[Date Prev][Date Next][Thread Prev][Thread Next][Date Index][Thread Index]
[idn] Comparisons of the proposals
- To: idn@ops.ietf.org
- Subject: [idn] Comparisons of the proposals
- From: Paul Hoffman / IMC <phoffman@imc.org>
- Date: Sat, 18 Mar 2000 15:23:13 -0800
- Delivery-date: Sat, 18 Mar 2000 15:25:08 -0800
- Envelope-to: idn-data@psg.com
This WG is supposed to produce a document comparing that proposed IDN
solutions. My earlier suggestion of how this might happen (have each
proposal say how it matches or doesn't match each requirement in the
requirements document) got no interest.
The WG might feel better about a single general document that compares
the proposals. To that end, I have listed what I see as the relevant
factors for comparison. Just to be clear, I think it would a Very Bad
Thing to have one of the authors of one of the proposals, or anyone
else who is very clearly aligned with a particular solution, be the
editor of the comparison document. Having said that, I'd be happy if
whoever volunteers to be the editor used any of all of what I say here.
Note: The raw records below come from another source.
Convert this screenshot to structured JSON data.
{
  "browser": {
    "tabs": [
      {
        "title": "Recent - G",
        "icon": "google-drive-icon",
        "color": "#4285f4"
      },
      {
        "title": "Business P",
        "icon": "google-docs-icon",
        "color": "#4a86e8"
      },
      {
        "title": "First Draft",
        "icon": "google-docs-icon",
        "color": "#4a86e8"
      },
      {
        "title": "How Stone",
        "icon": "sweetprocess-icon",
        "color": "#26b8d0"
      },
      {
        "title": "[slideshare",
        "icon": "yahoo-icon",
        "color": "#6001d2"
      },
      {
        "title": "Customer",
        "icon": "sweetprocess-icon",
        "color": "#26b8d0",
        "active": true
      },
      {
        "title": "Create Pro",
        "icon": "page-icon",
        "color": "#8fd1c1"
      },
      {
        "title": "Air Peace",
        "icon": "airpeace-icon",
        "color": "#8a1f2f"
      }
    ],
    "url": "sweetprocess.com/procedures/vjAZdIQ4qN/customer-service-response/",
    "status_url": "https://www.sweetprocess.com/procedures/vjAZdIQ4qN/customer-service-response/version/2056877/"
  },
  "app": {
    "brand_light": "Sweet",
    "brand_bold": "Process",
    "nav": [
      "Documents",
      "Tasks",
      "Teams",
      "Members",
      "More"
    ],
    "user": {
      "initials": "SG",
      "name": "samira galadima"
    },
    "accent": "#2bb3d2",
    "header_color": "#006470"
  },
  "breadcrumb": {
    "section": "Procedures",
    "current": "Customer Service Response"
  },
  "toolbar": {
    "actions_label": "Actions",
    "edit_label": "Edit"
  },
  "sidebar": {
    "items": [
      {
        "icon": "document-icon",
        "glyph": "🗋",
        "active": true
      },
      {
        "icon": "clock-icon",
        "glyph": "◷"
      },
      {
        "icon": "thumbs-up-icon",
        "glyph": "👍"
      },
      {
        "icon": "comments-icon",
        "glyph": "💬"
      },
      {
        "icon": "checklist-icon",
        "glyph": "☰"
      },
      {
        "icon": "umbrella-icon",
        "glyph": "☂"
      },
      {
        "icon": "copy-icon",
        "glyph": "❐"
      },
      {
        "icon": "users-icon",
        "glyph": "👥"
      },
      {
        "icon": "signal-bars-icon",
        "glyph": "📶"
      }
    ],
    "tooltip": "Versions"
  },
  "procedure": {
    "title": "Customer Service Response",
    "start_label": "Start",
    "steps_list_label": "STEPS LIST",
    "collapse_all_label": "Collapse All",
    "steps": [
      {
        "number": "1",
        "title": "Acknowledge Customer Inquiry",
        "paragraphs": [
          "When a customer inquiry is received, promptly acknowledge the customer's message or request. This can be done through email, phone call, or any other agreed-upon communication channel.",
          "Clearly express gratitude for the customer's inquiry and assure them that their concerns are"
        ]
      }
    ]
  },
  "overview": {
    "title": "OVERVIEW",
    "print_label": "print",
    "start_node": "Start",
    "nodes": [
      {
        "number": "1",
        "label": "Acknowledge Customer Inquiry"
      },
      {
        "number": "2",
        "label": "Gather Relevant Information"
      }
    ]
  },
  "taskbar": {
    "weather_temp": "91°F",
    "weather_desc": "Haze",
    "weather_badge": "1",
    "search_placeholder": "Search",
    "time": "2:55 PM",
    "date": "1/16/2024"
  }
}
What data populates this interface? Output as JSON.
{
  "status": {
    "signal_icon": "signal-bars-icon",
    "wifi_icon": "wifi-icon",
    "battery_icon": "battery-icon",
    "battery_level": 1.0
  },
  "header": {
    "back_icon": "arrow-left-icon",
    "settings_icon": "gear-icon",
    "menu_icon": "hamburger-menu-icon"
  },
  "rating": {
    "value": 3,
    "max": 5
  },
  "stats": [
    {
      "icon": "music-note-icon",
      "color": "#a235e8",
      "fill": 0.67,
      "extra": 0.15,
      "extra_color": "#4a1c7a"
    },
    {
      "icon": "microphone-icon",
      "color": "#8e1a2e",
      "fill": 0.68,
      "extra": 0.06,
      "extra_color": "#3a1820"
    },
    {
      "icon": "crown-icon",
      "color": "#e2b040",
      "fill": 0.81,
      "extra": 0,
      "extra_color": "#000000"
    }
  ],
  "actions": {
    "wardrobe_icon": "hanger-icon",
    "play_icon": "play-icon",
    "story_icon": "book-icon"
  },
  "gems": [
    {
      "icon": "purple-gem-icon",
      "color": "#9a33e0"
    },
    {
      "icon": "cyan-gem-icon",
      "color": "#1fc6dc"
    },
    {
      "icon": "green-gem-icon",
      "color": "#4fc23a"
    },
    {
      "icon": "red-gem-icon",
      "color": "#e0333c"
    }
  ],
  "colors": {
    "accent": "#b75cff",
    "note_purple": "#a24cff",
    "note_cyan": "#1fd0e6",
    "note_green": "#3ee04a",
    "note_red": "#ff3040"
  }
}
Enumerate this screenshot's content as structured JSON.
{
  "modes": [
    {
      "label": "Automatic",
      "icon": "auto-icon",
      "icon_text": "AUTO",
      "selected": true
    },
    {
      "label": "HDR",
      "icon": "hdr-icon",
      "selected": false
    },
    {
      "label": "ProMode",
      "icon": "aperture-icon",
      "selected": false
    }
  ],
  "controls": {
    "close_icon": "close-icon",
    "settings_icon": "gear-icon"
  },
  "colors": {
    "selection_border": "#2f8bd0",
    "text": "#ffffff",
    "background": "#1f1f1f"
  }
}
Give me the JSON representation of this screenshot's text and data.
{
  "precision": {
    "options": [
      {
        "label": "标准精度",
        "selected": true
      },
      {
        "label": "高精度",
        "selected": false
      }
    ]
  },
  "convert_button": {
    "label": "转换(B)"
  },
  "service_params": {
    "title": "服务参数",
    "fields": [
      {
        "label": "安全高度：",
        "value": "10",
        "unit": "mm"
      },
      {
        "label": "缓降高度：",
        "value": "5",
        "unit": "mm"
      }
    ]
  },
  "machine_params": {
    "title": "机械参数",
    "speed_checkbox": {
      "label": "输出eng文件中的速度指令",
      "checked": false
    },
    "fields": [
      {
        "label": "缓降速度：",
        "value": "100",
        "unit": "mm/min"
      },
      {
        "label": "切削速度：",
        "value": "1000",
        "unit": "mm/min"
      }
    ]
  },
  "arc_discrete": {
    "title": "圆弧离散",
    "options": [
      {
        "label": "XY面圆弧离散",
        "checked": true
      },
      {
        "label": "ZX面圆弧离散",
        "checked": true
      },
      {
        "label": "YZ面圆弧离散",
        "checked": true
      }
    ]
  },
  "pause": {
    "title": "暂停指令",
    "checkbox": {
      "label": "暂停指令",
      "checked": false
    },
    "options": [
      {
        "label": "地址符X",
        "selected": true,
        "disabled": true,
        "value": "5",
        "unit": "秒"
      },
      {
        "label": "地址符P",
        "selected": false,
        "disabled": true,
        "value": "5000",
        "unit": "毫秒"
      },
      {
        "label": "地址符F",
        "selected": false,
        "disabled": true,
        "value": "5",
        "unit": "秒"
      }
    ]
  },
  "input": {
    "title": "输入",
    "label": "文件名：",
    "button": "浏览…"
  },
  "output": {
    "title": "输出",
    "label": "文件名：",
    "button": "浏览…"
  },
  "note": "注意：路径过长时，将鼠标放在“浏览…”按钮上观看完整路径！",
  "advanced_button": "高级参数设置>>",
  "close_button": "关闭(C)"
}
This list is peppered with many notes that reflect changes that might
happen to the drafts. Dan Oscarsson and I have been conversing about
our respective drafts, and this trading of ideas has borne a great deal
of fruit.
Key
utf-5: draft-jseng-utf5-01.txt
cidnuc: draft-hoffman-idn-cidnuc-03.txt
8&down: draft-oscarsson-i18ndns-00.txt
Protocol overview
utf-5: On-the-wire protocol is compatible with today's host names.
No further detail on use in DNS, but will probably be the
same as cidnuc.
cidnuc: On-the-wire protocol is compatible with today's host names.
Specifies that displayed names should be converted to
internationalized characters.
8&down: On-the-wire protocol is UTF-8. DNS requests use a new
bit in the DNS request packet. Protocols that cannot use
UTF-8 directly downcode to an equivalent name that is
compatible with today's host names.
Tagging compatible name parts
utf-5: None specified.
cidnuc: Three-character prefix that is currently unused by names in
.com, .org, and .net. List discussion has proposed four-character
prefixes, and using suffixes instead of prefixes.
8&down: Trailing hyphen. This makes the host name part illegal and thus
detectable.
Number of internationalized characters per name part (see
<ftp://ftp.unicode.org/Public/UNIDATA/Blocks.txt> for script ranges)
utf-5: 31 for Basic Latin and Latin-1 Supplement; 21 for Latin
Extended-A through Tibetan; 15 for Myanmar through end of BMP;
12 for non-BMP.
cidnuc: 36 for all scripts other than Han, Yi, Hangul syllables, and
non-BMP; 18 for those scripts and for names that mix scripts.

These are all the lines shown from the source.